Повзрослев, он решил поступить во ВХУТЕМАС и пришёл с заявлением, когда приём был закончен. Получив задание нарисовать стиснутые руки, очень легко, тут же, при профессоре, справился с ним и был принят. Но не успокоился. Шёл как-то по улице и увидел объявление о приёме в мастерские Мейерхольда. Зашёл и сразу поступил. Случай часто вмешивался в его судьбу.
Однажды Маяковский, увидев среди актёров театра Мейерхольда Плучека, настоял, чтобы он исполнил в «Бане» роль Моментальникова. В «Клопе» Валентин играл несколько ролей. Одну из них - Репортёра - получил тоже по рекомендации поэта, Маяковский сказал Мейерхольду: «Дай этого, пронзительного».
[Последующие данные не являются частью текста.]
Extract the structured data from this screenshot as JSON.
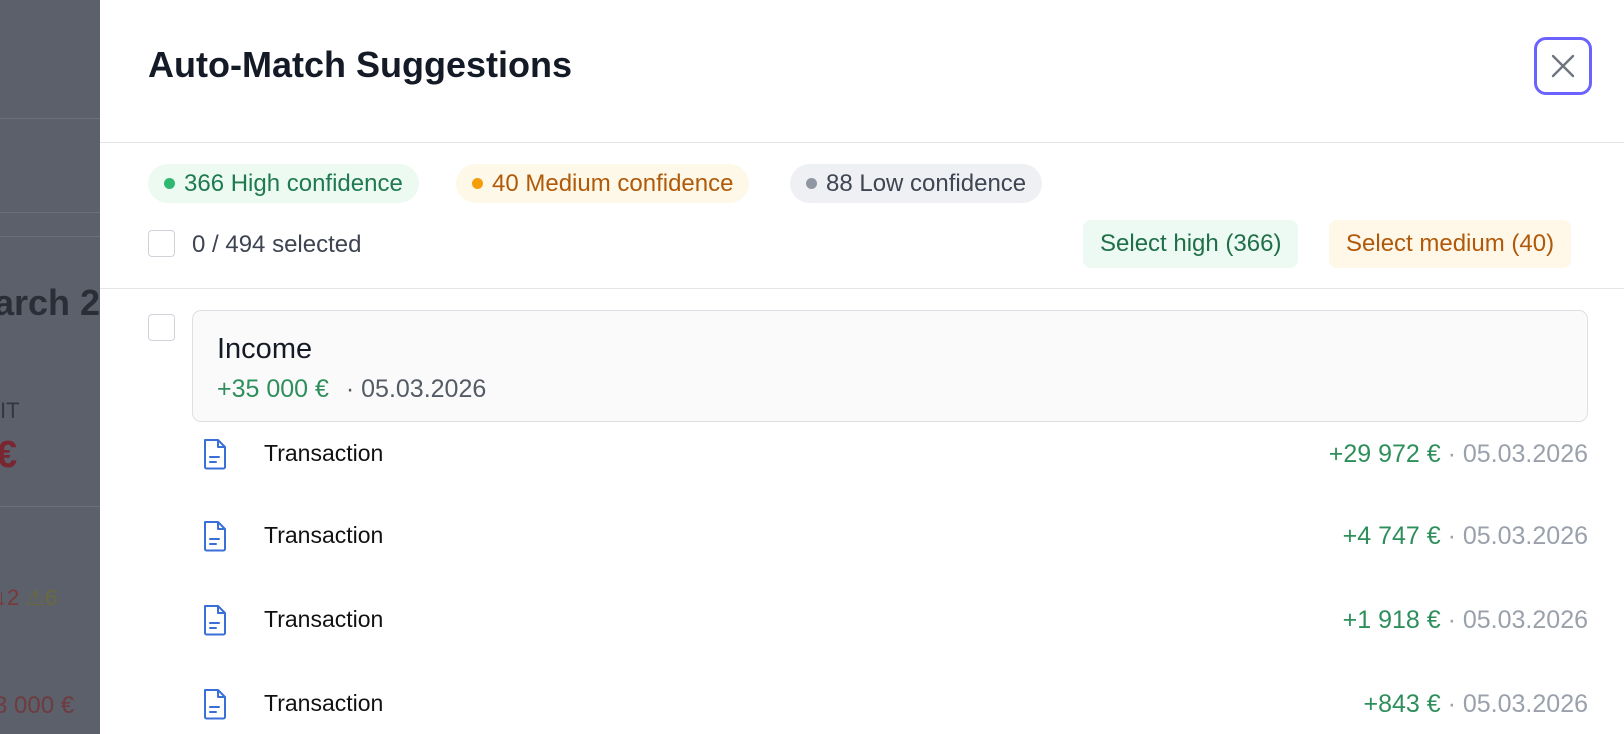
{
  "backdrop": {
    "heading_fragment": "arch 2",
    "label_fragment": "IT",
    "euro_fragment": "€",
    "stats_down": "↓2",
    "stats_warn": "⚠6",
    "amount_fragment": "3 000 €"
  },
  "modal": {
    "title": "Auto-Match Suggestions",
    "close_icon": "close-icon",
    "accent_color": "#6c63ff"
  },
  "confidence": {
    "high": {
      "label": "366 High confidence",
      "color": "#2fb86f"
    },
    "medium": {
      "label": "40 Medium confidence",
      "color": "#f59e0b"
    },
    "low": {
      "label": "88 Low confidence",
      "color": "#9097a3"
    }
  },
  "selection": {
    "text": "0 / 494 selected",
    "select_high_label": "Select high (366)",
    "select_medium_label": "Select medium (40)"
  },
  "group": {
    "title": "Income",
    "amount": "+35 000 €",
    "date": "· 05.03.2026"
  },
  "transactions": [
    {
      "label": "Transaction",
      "amount": "+29 972 €",
      "date": " · 05.03.2026",
      "icon": "document-icon"
    },
    {
      "label": "Transaction",
      "amount": "+4 747 €",
      "date": " · 05.03.2026",
      "icon": "document-icon"
    },
    {
      "label": "Transaction",
      "amount": "+1 918 €",
      "date": " · 05.03.2026",
      "icon": "document-icon"
    },
    {
      "label": "Transaction",
      "amount": "+843 €",
      "date": " · 05.03.2026",
      "icon": "document-icon"
    }
  ]
}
«Всеволода Эмильевича Плучек боготворил, - рассказывает Галина Полтавская, известный театровед, четверть века проработавшая помощником Валентина Николаевича. - Всегда, даже когда имя Мейерхольда было почти запрещённым, где бы ни работал Плучек - в Ташкенте, Чирчике, на Северном флоте, - на видном месте у него стоял скульптурный портрет Мастера. Много и с восторгом рассказывал о его репетициях. Вспоминал и том, как хотелось играть главные роли, а Мейерхольд ему их не давал. Однако Плучек не обиделся, а сделал вывод: значит, не надо быть актёром, - и ушёл из театра. Но когда его закрыли и арестовали Мейерхольда, позвонил опальной жене Мастера Зинаиде Николаевне Райх, поздравил с 8 марта. Она пригласила его в гости, и он пошёл, хотя в тот момент почти все отвернулись от этого дома, в который ещё совсем недавно стремились попасть...»
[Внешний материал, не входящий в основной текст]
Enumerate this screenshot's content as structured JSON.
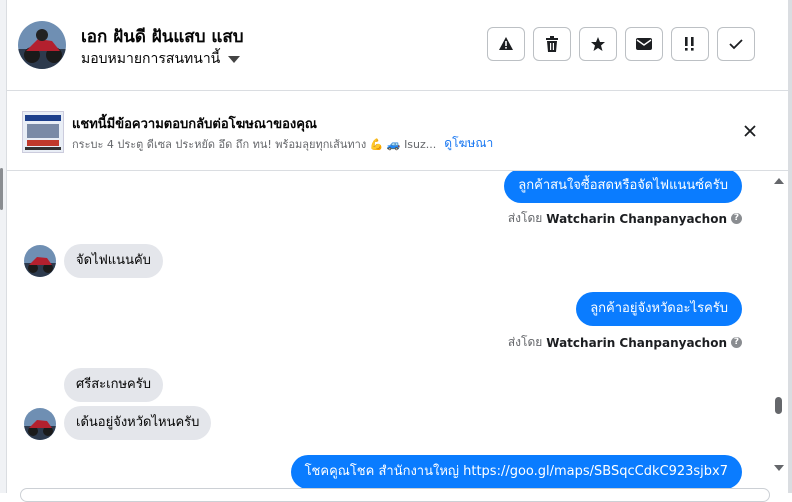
{
  "header": {
    "contact_name": "เอก ฝันดี ฝันแสบ แสบ",
    "assign_label": "มอบหมายการสนทนานี้",
    "actions": [
      {
        "icon": "warning-icon",
        "label": "Report"
      },
      {
        "icon": "trash-icon",
        "label": "Delete"
      },
      {
        "icon": "star-icon",
        "label": "Star"
      },
      {
        "icon": "envelope-icon",
        "label": "Mark as unread"
      },
      {
        "icon": "follow-up-icon",
        "label": "Follow up"
      },
      {
        "icon": "check-icon",
        "label": "Mark as done"
      }
    ]
  },
  "ad_banner": {
    "title": "แชทนี้มีข้อความตอบกลับต่อโฆษณาของคุณ",
    "subtitle": "กระบะ 4 ประตู ดีเซล ประหยัด อึด ถึก ทน! พร้อมลุยทุกเส้นทาง 💪 🚙 Isuz...",
    "view_ad_link": "ดูโฆษณา"
  },
  "messages": [
    {
      "direction": "out",
      "text": "ลูกค้าสนใจซื้อสดหรือจัดไฟแนนซ์ครับ"
    },
    {
      "type": "sent_by",
      "prefix": "ส่งโดย",
      "name": "Watcharin Chanpanyachon"
    },
    {
      "direction": "in",
      "text": "จัดไฟแนนคับ"
    },
    {
      "direction": "out",
      "text": "ลูกค้าอยู่จังหวัดอะไรครับ"
    },
    {
      "type": "sent_by",
      "prefix": "ส่งโดย",
      "name": "Watcharin Chanpanyachon"
    },
    {
      "direction": "in",
      "text": "ศรีสะเกษครับ"
    },
    {
      "direction": "in",
      "text": "เด้นอยู่จังหวัดไหนครับ"
    },
    {
      "direction": "out",
      "text": "โชคคูณโชค สำนักงานใหญ่ https://goo.gl/maps/SBSqcCdkC923sjbx7"
    }
  ],
  "colors": {
    "outgoing_bubble": "#0a7cff",
    "incoming_bubble": "#e4e6eb",
    "link": "#1877f2",
    "muted_text": "#65676b"
  }
}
«Я не учился в театре Мейерхольда - я там родился, - рассказывал впоследствии Валентин Николаевич. - 17-летним мальчишкой я пришёл к нему. Моя юность опалена присутствием гения - он во всём, как воздух. Благодаря ему я на всю жизнь пленён живописью, музыкой, поэзией. Мейерхольд заставил нас вбирать в себя всё это, интеллектуальный накал в его театре был высочайший, сам он любил беседовать с нами, ошарашивая мыслями, образами. Мейерхольд не один - целое поколение таких людей было рядом. Как-то раз мы спросили его, какие качества нужны, чтобы стать режиссёром. Он ответил сразу, как будто заранее готовился: «Два врождённых: ум и талант, и три благоприобретённых: культура, вкус и чувство композиции». Мы часто употребляем слово «культура», не имея к ней никакого отношения. Я до сих пор считаю себя очень некультурным человеком, потому что я видел людей культурных. Кто мой учитель - Мейерхольд или Андрей Белый, который читал нам лекции о слове и во всех европейских и неевропейских языках прослеживал влияние на смысл лексемы одной буквы, скажем, «р»? ... Или, может быть, Эйзенштейн? Этакий гениальный лбище, ироничные, полные смеха глаза, беспрерывные шутки, но... так страшно с ним! Перед тобой человек, который знает всё на свете. Он ведь энциклопедист самых чистых кровей, у него была страсть к словарям и энциклопедиям, он их читал от первой до последней буквы и запоминал!..»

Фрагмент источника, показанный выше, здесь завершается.